Resistive forces on Simple Harmonic motion How is a simple harmonic motion affected by resistive forces? In this case, a spring block system is placed on rough horizontal surface. How to derive the block's displacement equation?
I couldn't figure out how to proceed after applying Newton's second law as friction's direction kept changing. 
 A: The problem with a block on a surface is somewhat challenging, since a) the friction force abruptly changes when the velocity changes sign (i.e. the direction of motion changes), and b) one needs to distinguish the regimes where the restoring force is greater or less than the maximum value of the friction force $\mu N$. This results in a non-linear problem that needs to be solved by sewing piecewise solutions.
An easier and more frequently treated problem is the case of a friction force proportional to velocity, which, e.g., would be the case of a pendulum slowered by the air:
$$\mathbf{F} = -\gamma \mathbf{v},$$
where $\gamma$ is the friction coefficient. With the usual approximations on the pendulum displacement (i.e., after linearizing the trigonometric functions) one obtains equation
$$m\ddot{x} -\gamma \dot{x} +m\omega^2x = 0,$$
which is a solvable linear differential equation, resulting in damped oscillations.
Update
Let us consider a block on a surface, under the action of a restoring force $-kx$ and a static-sliding friction force. For simplicity we consider the case where the block is initially at rest, i.e. its initial velocity is zero, $\dot{x} = 0$.
First of all, if $|x|<\mu N/k$ no motion will occur, since the static friction force balances the restoring force. If $|x|>\mu N/k$ the motion will occur, governed by the Newton's equation
$$m\ddot{x} = \pm \mu N - kx,$$
where the sign in front of the friction force depends on the direction of the block motion. formally, this could be written as
$$m\ddot{x} = -\text{sign}(\dot{x}) \mu N - kx,$$
where
\begin{equation}\text{sign}(\dot{x}) = \begin{cases} +1, \text{ if }\dot{x}>0,\\ -1,\text{ if }\dot{x}<0\end{cases}.\end{equation}
As was mentioned in the beginning, it is easier to solve this problem in piecewise manner:

*

*if $x_0>\mu N/k$, the motion is governed by equation $$m\ddot{x} = \mu N - kx,$$ which is the equation of an oscillator under the action of a constant force, with equilibrium position $x_{eq} = \mu N/k$, and the amplitude $A=x_0 -\mu N/k$. It will swing through its equilibrium position and stop at the point $x_1 = x_{eq} - A = 2\mu N/k - x_0$.

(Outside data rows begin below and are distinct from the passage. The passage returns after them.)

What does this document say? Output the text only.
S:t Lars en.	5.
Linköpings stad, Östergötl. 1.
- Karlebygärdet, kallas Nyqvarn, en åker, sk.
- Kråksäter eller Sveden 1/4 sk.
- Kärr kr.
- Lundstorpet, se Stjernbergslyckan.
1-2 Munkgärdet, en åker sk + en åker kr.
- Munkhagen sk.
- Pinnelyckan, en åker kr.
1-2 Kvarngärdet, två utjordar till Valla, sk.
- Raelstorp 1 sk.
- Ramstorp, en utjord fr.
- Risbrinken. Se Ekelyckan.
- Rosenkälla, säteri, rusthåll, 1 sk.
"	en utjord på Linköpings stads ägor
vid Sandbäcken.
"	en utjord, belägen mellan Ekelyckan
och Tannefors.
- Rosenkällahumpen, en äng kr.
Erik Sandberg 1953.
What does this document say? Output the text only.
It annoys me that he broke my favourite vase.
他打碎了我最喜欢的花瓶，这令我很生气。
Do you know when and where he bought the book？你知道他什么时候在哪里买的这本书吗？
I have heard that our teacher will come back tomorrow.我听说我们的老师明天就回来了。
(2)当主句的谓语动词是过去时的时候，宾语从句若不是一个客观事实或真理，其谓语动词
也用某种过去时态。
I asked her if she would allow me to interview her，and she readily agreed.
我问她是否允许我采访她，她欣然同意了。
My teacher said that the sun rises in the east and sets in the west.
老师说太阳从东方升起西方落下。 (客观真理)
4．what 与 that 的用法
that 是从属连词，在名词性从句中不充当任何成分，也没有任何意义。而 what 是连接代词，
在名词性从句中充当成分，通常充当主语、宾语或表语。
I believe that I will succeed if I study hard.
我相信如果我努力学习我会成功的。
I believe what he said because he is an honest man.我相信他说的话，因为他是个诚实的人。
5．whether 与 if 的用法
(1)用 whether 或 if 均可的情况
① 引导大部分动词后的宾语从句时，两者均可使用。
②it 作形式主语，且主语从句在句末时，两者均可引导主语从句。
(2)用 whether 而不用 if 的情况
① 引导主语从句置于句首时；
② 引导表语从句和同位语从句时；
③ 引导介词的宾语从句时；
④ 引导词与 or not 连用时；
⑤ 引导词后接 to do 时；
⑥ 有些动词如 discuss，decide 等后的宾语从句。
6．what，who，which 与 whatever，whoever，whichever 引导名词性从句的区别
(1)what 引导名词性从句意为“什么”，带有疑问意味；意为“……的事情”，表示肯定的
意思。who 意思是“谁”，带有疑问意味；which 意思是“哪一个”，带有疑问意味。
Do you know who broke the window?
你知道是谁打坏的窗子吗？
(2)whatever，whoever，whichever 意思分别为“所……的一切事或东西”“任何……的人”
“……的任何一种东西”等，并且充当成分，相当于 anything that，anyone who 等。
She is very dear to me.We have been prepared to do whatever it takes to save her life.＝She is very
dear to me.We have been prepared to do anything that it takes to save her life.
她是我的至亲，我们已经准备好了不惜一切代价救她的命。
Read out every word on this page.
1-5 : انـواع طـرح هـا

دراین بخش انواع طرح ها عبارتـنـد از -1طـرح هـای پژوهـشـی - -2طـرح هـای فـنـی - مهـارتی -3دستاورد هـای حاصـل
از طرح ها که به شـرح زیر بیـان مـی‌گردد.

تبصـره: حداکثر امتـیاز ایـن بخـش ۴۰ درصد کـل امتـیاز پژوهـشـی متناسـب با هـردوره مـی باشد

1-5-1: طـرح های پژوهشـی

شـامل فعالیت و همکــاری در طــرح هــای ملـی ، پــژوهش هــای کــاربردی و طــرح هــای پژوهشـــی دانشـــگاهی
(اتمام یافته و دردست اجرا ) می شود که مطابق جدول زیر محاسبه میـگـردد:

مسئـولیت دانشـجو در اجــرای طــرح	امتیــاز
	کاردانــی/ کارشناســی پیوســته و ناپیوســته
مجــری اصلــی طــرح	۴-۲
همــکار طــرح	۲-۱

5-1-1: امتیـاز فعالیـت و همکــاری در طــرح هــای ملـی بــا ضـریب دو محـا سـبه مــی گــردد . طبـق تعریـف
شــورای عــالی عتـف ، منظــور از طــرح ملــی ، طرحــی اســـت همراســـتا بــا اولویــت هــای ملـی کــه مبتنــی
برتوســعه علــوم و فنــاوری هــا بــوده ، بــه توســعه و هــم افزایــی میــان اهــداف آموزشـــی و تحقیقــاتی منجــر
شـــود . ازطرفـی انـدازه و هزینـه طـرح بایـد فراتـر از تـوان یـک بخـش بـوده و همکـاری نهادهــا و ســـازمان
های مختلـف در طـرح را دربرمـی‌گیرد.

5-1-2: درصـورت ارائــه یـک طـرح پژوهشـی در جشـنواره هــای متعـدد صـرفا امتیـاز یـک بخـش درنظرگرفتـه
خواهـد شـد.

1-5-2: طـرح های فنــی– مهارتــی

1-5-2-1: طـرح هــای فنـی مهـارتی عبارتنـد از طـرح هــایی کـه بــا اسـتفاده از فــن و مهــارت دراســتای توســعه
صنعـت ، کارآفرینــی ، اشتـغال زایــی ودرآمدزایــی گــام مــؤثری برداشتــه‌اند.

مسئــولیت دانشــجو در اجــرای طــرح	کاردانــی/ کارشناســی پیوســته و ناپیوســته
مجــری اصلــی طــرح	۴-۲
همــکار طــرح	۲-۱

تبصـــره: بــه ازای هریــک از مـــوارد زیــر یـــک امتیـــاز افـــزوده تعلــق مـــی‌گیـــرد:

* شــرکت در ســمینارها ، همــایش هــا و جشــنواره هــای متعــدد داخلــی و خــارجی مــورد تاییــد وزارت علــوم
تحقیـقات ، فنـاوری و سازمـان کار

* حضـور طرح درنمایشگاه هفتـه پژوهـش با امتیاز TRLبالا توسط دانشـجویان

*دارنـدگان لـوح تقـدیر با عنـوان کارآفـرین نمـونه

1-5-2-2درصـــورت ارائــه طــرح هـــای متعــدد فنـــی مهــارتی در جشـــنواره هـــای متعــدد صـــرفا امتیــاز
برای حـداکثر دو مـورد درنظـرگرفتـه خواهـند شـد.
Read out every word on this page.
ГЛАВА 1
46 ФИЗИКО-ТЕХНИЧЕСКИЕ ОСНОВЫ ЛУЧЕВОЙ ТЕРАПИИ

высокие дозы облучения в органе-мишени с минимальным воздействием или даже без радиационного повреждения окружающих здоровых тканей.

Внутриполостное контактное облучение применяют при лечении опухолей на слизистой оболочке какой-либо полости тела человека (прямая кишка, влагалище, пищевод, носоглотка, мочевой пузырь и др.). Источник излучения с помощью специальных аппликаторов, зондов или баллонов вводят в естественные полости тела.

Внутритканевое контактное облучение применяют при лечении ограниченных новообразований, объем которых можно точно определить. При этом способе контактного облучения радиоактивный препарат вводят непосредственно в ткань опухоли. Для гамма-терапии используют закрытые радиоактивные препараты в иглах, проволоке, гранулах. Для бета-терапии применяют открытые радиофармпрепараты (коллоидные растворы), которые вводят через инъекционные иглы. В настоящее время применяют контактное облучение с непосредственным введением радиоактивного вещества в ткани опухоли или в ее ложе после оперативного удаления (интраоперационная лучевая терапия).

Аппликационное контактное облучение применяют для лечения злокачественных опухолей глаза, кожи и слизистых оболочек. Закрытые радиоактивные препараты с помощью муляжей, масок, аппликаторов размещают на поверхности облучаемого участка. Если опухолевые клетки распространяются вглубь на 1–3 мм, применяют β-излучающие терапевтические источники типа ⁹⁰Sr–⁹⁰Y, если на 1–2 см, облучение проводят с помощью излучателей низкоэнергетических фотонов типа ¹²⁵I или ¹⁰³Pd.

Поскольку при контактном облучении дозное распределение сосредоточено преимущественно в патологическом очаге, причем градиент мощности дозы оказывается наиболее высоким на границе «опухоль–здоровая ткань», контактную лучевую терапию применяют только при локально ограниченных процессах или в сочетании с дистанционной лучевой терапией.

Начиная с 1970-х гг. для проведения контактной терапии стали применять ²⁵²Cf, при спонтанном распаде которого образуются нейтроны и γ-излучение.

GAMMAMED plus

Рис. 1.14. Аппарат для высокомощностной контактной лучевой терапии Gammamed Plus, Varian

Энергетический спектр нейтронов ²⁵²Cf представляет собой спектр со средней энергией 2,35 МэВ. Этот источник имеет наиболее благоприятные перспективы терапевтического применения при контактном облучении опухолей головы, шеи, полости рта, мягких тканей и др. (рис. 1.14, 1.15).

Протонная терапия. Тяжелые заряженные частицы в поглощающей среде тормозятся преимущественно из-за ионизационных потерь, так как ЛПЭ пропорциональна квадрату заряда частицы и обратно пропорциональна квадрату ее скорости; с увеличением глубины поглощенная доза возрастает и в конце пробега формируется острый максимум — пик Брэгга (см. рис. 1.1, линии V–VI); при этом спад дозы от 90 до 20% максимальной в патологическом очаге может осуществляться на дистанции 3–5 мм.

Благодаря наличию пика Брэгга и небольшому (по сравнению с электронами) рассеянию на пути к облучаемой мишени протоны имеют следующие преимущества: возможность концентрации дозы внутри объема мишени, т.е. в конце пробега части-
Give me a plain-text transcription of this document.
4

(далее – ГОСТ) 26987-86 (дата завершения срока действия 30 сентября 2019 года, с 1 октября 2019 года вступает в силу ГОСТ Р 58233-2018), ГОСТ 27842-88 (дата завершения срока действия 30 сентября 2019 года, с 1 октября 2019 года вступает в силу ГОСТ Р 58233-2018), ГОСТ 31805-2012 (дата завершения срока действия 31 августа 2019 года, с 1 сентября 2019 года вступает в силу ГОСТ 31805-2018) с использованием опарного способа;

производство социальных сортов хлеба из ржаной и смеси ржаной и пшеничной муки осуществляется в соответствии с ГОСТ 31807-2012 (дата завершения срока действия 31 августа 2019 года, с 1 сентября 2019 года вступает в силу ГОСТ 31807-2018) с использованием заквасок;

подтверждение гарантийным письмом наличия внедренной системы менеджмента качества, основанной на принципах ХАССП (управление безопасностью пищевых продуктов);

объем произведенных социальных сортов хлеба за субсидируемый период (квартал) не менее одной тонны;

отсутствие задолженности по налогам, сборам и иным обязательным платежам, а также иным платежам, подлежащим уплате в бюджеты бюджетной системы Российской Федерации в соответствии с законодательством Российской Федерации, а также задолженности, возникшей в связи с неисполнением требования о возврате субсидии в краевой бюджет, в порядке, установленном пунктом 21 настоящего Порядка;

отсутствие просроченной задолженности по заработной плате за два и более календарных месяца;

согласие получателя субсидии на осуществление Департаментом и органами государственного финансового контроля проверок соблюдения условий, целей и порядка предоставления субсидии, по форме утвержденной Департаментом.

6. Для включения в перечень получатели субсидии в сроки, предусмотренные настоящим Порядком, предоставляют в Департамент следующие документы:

*if $x_1 < -\mu N/k$, the oscillator will swing back. Its velocity is now positive, and  motion is now governed by equation $$m\ddot{x} = -\mu N - kx,$$ which is the equation of an oscillator under the action of a constant force $-\mu N$, with equilibrium position $x_{eq} = -\mu N/k$, and amplitude $A = |x_1 - x_{eq}| = -\mu N/k - x_1$ The oscillator will thus stop at $x_2 = -\mu N/k + A = -2\mu N/k -x_1 = x_0 - 4\mu N/k$.

We can continue reasoning in this way and arrive at the following recursive solution:
$$x_{2n+1} = 2\mu N/k - x_{2n},\\
x{2n+2} = - x_{2n + 1} -2\mu N/k.$$
The solution of this equations for the stopping points is
$$x_{2n} = x_0 -\frac{4n\mu N}{k},\\
x_{2n+1} = \frac{2(2n+1)\mu N}{k} - x_0,$$
while $|x_{i}|> \mu N/k$!
With some patience this solution could be generalized to the case of arbitrary initial conditions.